# Gaelic Football starting in Johannesburg/Pretoria



## pcarpo (Aug 7, 2010)

To all want-to-be Gaelic Footballers - men, women and children!

We are starting a Gaelic Football Club here in Johannesburg and call on anyone with an interest to come down and join us. 

We plan to train on Sunday afternoons in the Fourways area, and details will be given once this is confirmed. 

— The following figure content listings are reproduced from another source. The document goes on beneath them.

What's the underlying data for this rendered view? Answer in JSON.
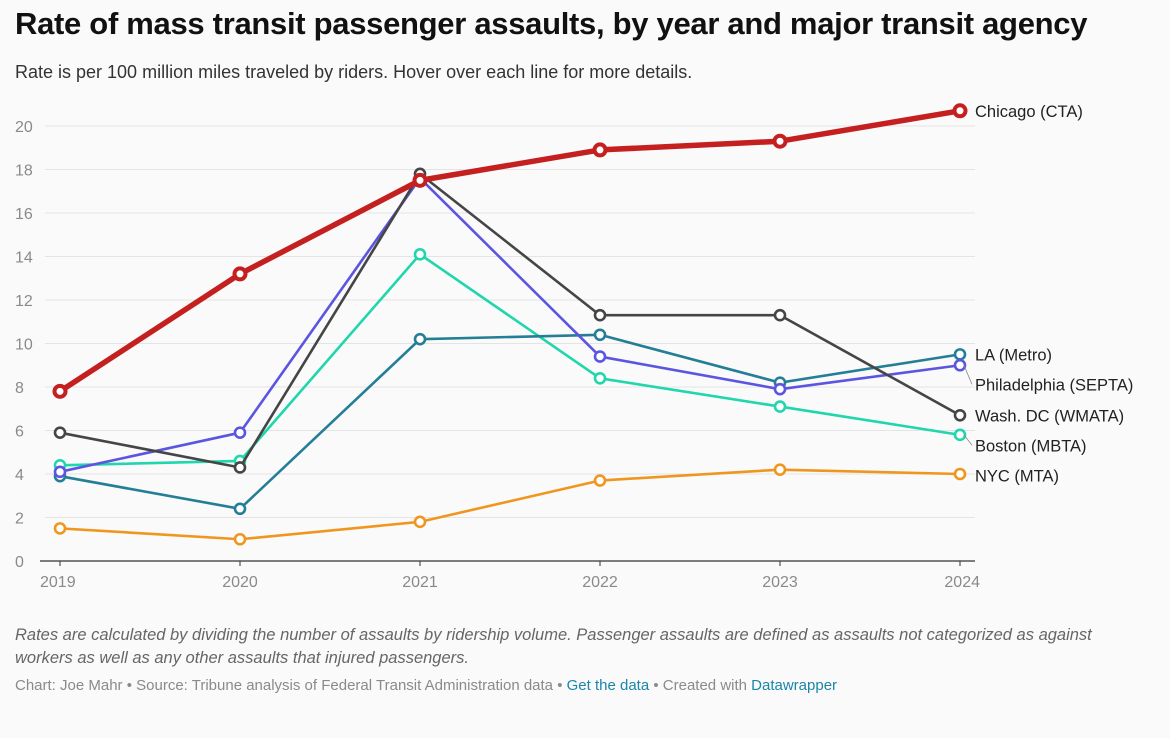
{
  "title": "Rate of mass transit passenger assaults, by year and major transit agency",
  "subtitle": "Rate is per 100 million miles traveled by riders. Hover over each line for more details.",
  "notes": "Rates are calculated by dividing the number of assaults by ridership volume. Passenger assaults are defined as assaults not categorized as against workers as well as any other assaults that injured passengers.",
  "footer": {
    "credit": "Chart: Joe Mahr",
    "separator": " • ",
    "source": "Source: Tribune analysis of Federal Transit Administration data",
    "data_link": "Get the data",
    "created_prefix": "Created with ",
    "created_link": "Datawrapper"
  },
  "chart_data": {
    "type": "line",
    "title": "Rate of mass transit passenger assaults, by year and major transit agency",
    "xlabel": "",
    "ylabel": "",
    "x": [
      "2019",
      "2020",
      "2021",
      "2022",
      "2023",
      "2024"
    ],
    "yticks": [
      0,
      2,
      4,
      6,
      8,
      10,
      12,
      14,
      16,
      18,
      20
    ],
    "ylim": [
      0,
      21
    ],
    "series": [
      {
        "name": "NYC (MTA)",
        "color": "#f0961e",
        "values": [
          1.5,
          1.0,
          1.8,
          3.7,
          4.2,
          4.0
        ],
        "emphasis": false
      },
      {
        "name": "Boston (MBTA)",
        "color": "#1fd6ad",
        "values": [
          4.4,
          4.6,
          14.1,
          8.4,
          7.1,
          5.8
        ],
        "emphasis": false
      },
      {
        "name": "LA (Metro)",
        "color": "#237e96",
        "values": [
          3.9,
          2.4,
          10.2,
          10.4,
          8.2,
          9.5
        ],
        "emphasis": false
      },
      {
        "name": "Philadelphia (SEPTA)",
        "color": "#5b55e0",
        "values": [
          4.1,
          5.9,
          17.6,
          9.4,
          7.9,
          9.0
        ],
        "emphasis": false
      },
      {
        "name": "Wash. DC (WMATA)",
        "color": "#454545",
        "values": [
          5.9,
          4.3,
          17.8,
          11.3,
          11.3,
          6.7
        ],
        "emphasis": false
      },
      {
        "name": "Chicago (CTA)",
        "color": "#c42020",
        "values": [
          7.8,
          13.2,
          17.5,
          18.9,
          19.3,
          20.7
        ],
        "emphasis": true
      }
    ]
  }
}
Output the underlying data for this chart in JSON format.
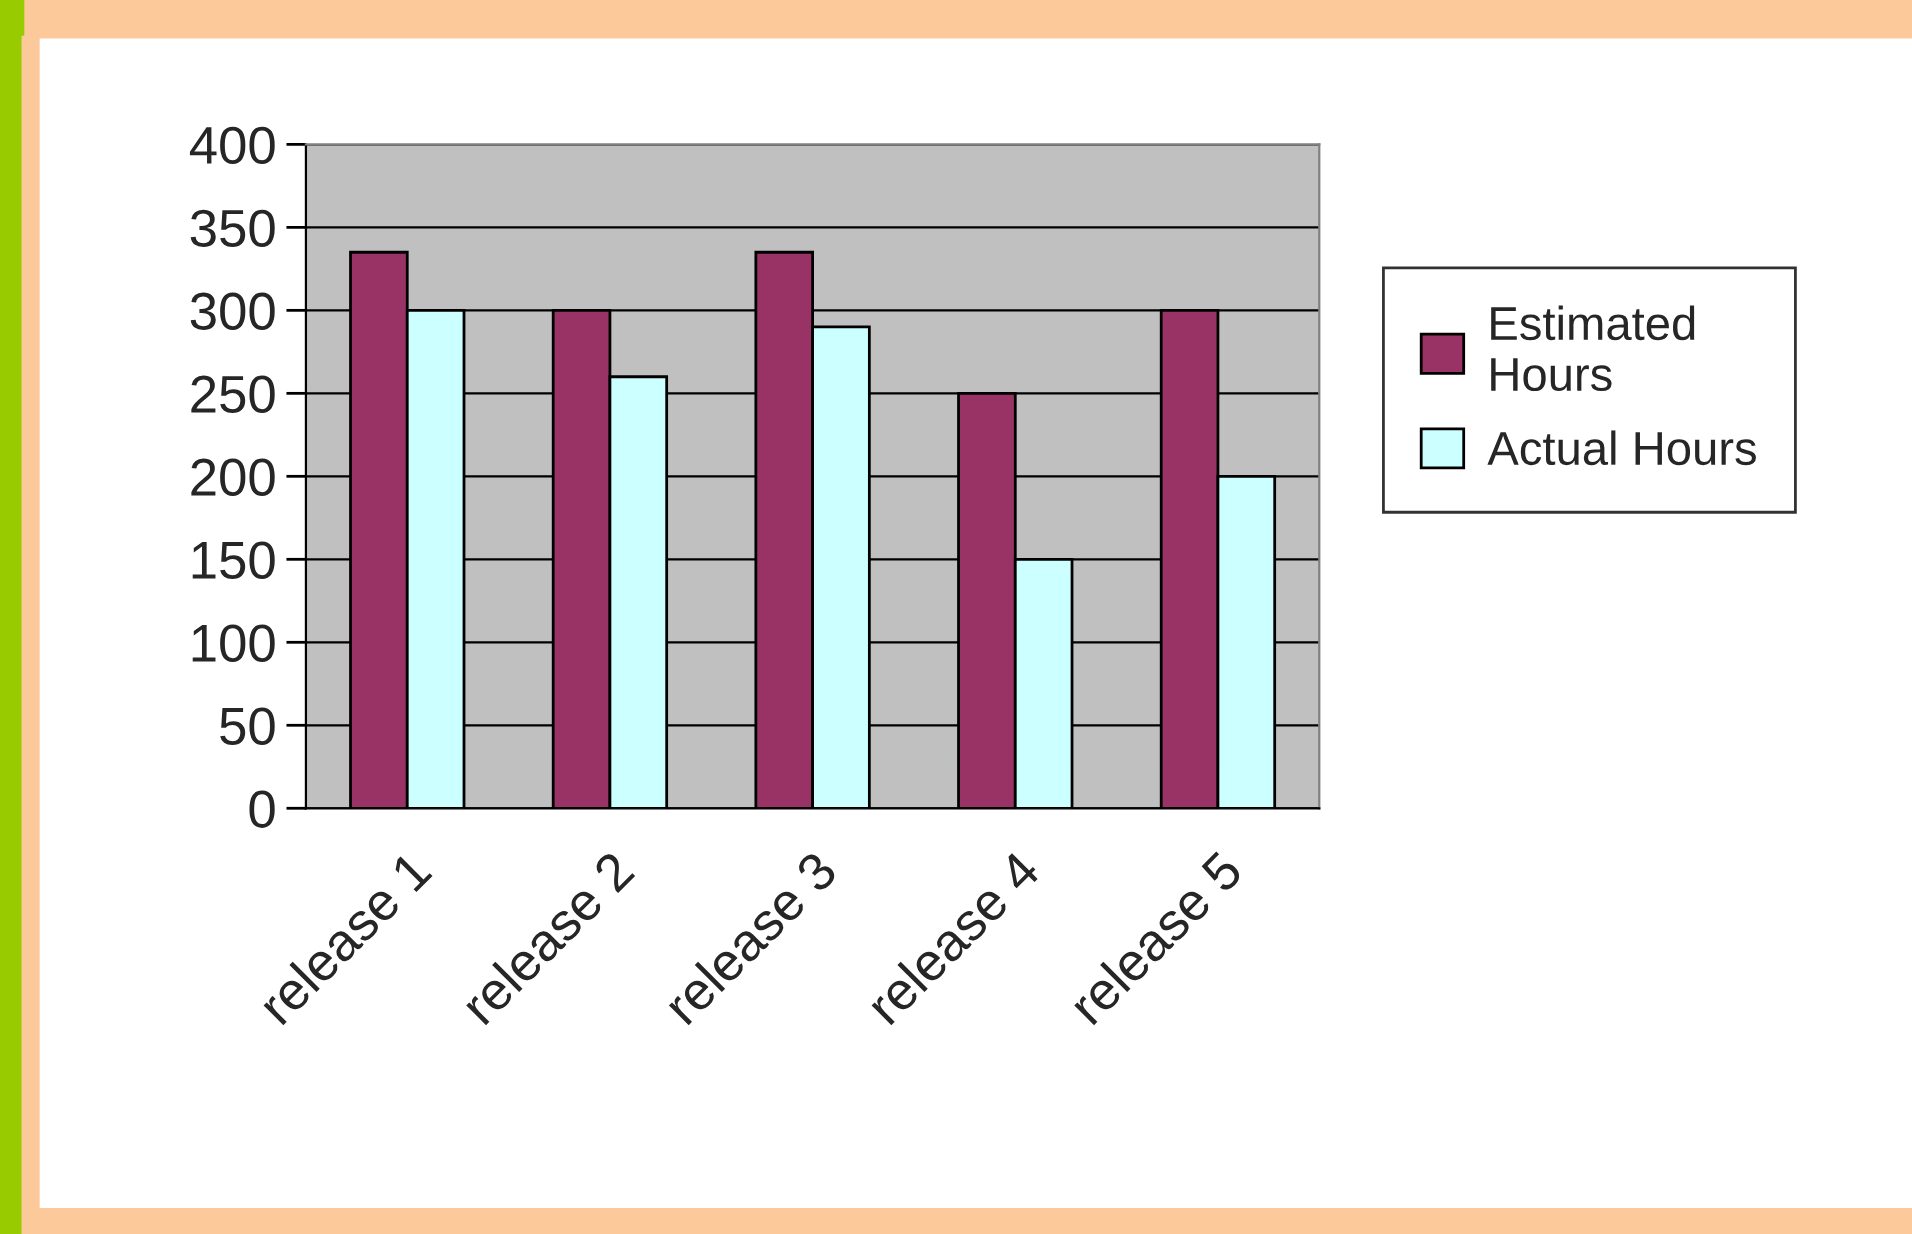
{
  "chart_data": {
    "type": "bar",
    "categories": [
      "release 1",
      "release 2",
      "release 3",
      "release 4",
      "release 5"
    ],
    "series": [
      {
        "name": "Estimated Hours",
        "color": "#993366",
        "values": [
          335,
          300,
          335,
          250,
          300
        ]
      },
      {
        "name": "Actual Hours",
        "color": "#ccffff",
        "values": [
          300,
          260,
          290,
          150,
          200
        ]
      }
    ],
    "ylim": [
      0,
      400
    ],
    "yticks": [
      0,
      50,
      100,
      150,
      200,
      250,
      300,
      350,
      400
    ],
    "grid": "y",
    "legend": "right"
  }
}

If you are interested please respond here and we can get you on board.

Great!
Paul


----------



## Conor Fitz (Aug 25, 2010)

pcarpo said:


> To all want-to-be Gaelic Footballers - men, women and children!
> 
> We are starting a Gaelic Football Club here in Johannesburg and call on anyone with an interest to come down and join us.
> 
> ...


Hi,

I'd love to be involved in a Gaelic team; I'm from Donegal in Ireland, just arrived in Joburg, living in Parkview. Have you found many people who play locally?


----------



## Conor Fitz (Aug 25, 2010)

*Deadly *

O, and do you know any hurlers by any chance?


----------



## pcarpo (Aug 7, 2010)

Conor Fitz said:


> O, and do you know any hurlers by any chance?


Conor, contact us on 0832663265 or email gaelicsa-at-hotmaildotcom


----------



## daj (Sep 27, 2010)

when doe the season start??


----------



## pcarpo (Aug 7, 2010)

Started already. For easier communication please email: gaelicsa-at-hotmaildotcom


----------



## Oliverg (Jan 28, 2011)

*Gaelic football / hurling in Johannesburg*

Hey there,I've just moved to Johannesburg and am wondering if the GAA club is still going in Jo'burg. I'm living in Bryanston and would like to join if its still going.

Let me know(SNIP)

Regards,
Oliver




pcarpo said:


> To all want-to-be Gaelic Footballers - men, women and children!
> 
> We are starting a Gaelic Football Club here in Johannesburg and call on anyone with an interest to come down and join us.
> 
> ...


----------



## Daxk (Jan 20, 2008)

If a bunch of "Tsotsi's" go past a hurling game,they will mistake it for a Tribal stick fight and be stunned at the ferocity!!


----------